Protein denaturation hydrochloride and urea have to say the difference
Protein is responsible for complex biochemical reactions, in the exercise of biological function, must have a specific three-dimensional spatial structure. After biosynthesis, the protein itself undergoes a complex physiological process. In biochemical trials, it is often necessary to study the variability of proteins, and guanidine hydrochloride and urea are commonly used reagents in protein variability, so what is the difference between the two? How should we choose in the experiment?
Due to the action of external factors, the conformation of natural protein molecules changes abnormally, which leads to the loss of biological activity and abnormal changes of physical and chemical properties, which is called protein degeneration. Denaturation can involve the fracture of secondary bond and disulfide bond, but it does not involve the fracture of peptide bond on the first stage structure.
Guanidine HydrochlorideAnd urea denatured protein consists of two mechanisms: a mechanism is the priority combination of denatured protein with guanidine hydrochloride and urea to form a complex, when the complex is removed, the reaction balance moves, with the increase of the concentration of denatured agent, the natural state of the protein is constantly transformed into a complex, resulting in complete protein degeneration; The second mechanism is the solubility of guanidine hydrochloride and urea to hydrophobic amino acid residues, because guanidine hydrochloride and urea have the ability to form hydrogen bonds, guanidine hydrochloride and urea can break the hydrogen bond in high concentration (4~8mol/l) aqueous solution, the results of guanidine hydrochloride and urea become a better solvent of non-polar residues, To increase the elongation and solubility of the hydrophobic residues inside the protein molecule, so that the protein can be denatured to varying degrees.
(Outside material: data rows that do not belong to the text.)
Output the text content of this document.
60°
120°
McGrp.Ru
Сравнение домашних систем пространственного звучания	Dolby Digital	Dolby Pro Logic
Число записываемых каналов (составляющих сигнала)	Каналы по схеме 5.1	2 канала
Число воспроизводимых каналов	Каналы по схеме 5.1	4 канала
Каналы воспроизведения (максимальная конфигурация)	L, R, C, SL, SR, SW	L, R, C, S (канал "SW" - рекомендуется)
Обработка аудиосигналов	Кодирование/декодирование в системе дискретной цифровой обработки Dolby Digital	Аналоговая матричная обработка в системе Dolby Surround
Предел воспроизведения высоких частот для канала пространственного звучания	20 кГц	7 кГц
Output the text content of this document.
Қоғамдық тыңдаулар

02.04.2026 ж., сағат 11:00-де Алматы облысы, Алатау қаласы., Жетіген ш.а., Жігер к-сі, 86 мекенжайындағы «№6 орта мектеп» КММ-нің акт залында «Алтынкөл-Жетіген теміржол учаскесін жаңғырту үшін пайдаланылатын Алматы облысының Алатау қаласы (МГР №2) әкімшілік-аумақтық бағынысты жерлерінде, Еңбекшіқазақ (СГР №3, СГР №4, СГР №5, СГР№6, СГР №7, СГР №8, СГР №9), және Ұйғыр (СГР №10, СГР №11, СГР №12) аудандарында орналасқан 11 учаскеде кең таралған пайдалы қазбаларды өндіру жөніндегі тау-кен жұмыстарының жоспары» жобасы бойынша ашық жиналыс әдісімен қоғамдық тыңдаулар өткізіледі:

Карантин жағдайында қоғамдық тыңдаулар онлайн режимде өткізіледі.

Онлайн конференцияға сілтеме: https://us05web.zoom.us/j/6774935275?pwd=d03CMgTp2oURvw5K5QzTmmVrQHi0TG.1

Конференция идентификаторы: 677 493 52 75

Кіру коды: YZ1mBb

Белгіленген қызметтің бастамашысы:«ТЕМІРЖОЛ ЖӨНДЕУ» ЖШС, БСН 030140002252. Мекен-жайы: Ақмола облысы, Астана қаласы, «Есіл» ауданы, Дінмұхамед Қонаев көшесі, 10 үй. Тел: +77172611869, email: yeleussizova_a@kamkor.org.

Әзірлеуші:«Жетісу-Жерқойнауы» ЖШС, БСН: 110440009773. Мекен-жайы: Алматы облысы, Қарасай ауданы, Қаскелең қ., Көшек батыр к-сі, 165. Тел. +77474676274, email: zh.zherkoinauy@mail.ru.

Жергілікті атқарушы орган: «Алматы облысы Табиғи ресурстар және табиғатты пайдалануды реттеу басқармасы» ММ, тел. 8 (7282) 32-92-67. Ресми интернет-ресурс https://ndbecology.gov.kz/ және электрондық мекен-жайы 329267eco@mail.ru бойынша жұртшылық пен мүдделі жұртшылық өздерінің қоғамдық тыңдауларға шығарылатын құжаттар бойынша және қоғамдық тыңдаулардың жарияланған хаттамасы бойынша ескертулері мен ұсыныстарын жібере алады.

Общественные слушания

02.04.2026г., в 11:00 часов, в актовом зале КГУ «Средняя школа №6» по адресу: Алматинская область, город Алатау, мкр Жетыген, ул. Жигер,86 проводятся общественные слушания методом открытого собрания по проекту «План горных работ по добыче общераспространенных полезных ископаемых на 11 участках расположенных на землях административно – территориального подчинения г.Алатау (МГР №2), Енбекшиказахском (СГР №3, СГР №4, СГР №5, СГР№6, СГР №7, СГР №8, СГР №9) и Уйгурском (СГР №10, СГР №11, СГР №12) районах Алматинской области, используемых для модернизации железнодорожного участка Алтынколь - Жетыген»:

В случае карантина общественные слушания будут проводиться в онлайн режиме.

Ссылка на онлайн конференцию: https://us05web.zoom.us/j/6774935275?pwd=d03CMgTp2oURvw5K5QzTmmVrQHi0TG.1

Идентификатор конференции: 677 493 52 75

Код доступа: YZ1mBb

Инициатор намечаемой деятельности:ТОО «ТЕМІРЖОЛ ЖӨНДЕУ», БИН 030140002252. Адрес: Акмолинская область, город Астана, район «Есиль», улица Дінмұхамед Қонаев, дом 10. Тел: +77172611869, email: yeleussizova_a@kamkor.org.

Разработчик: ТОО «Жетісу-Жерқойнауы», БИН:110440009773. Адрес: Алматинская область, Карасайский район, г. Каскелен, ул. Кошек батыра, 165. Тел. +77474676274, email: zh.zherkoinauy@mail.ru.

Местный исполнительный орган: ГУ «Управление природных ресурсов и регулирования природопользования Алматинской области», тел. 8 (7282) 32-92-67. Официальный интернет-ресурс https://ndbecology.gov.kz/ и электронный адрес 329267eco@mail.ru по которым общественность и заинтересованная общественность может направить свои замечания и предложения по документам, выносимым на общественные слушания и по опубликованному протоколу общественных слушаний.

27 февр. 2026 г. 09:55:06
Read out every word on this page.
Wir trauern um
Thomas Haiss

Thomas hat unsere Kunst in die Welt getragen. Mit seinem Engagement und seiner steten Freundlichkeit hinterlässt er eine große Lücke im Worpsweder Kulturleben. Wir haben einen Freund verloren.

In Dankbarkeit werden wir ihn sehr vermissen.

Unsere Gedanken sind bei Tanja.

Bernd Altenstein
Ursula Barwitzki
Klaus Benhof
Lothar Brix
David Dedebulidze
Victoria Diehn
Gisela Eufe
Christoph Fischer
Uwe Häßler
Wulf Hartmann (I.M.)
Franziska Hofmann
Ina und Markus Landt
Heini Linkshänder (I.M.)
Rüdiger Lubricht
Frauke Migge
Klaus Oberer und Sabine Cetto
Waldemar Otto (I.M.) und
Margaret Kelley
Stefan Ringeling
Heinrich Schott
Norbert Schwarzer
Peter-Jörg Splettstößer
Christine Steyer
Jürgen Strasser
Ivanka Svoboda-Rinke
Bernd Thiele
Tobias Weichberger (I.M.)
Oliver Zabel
The difference between the two in protein degeneration:
Concentration: At room temperature, 3~4mol/l hydrochloride can change the spherical protein from the natural state to the midpoint of the degenerative state, usually increasing the concentration of denatured agent can improve the degree of degeneration, about 6mol/l hydrochloride can make the protein completely transformed into a denatured state. Guanidine hydrochloride is more denatured than urea because of its ionic properties. Some spherical proteins, even in 8mol/l urea solution, cannot be completely denatured, but in the 8mol/l hydrochloride solution, they generally exist in an irregular curl (completely denatured) conformation state.
Solubility: Urea dissolution capacity is slower and weaker than guanidine hydrochloride, solubility is 70%~90%, urea in the action time is longer or the temperature is higher when the formation of cyanate, the recombinant protein amino value modification, but it has the advantages of non-ionization, neutral, low cost and so on; Guanidine hydrochloride dissolution capacity of more than 95%, And the dissolution effect is fast without causing the covalent modification of recombinant protein, but the cost is higher than urea, easy to produce precipitation under acidic conditions, may interfere with subsequent experiments and other shortcomings.
In general, as a commonly used reagent in protein denaturation process, the advantages and disadvantages of guanidine hydrochloride and urea are: Guanidine hydrochloride dissolution ability and denaturation ability is relatively strong, will not cause covalent modification of recombinant protein, but has high cost, easy to produce precipitation under acidic conditions, interference with protein ion exchange chromatography and other shortcomings; Urea dissolution ability is relatively weak, but with non-ionization, neutral, low cost, protein complex will not cause a large number of protein precipitation and other advantages. In practical experiments, researchers need to choose according to conditions and purposes in order to obtain good experimental results.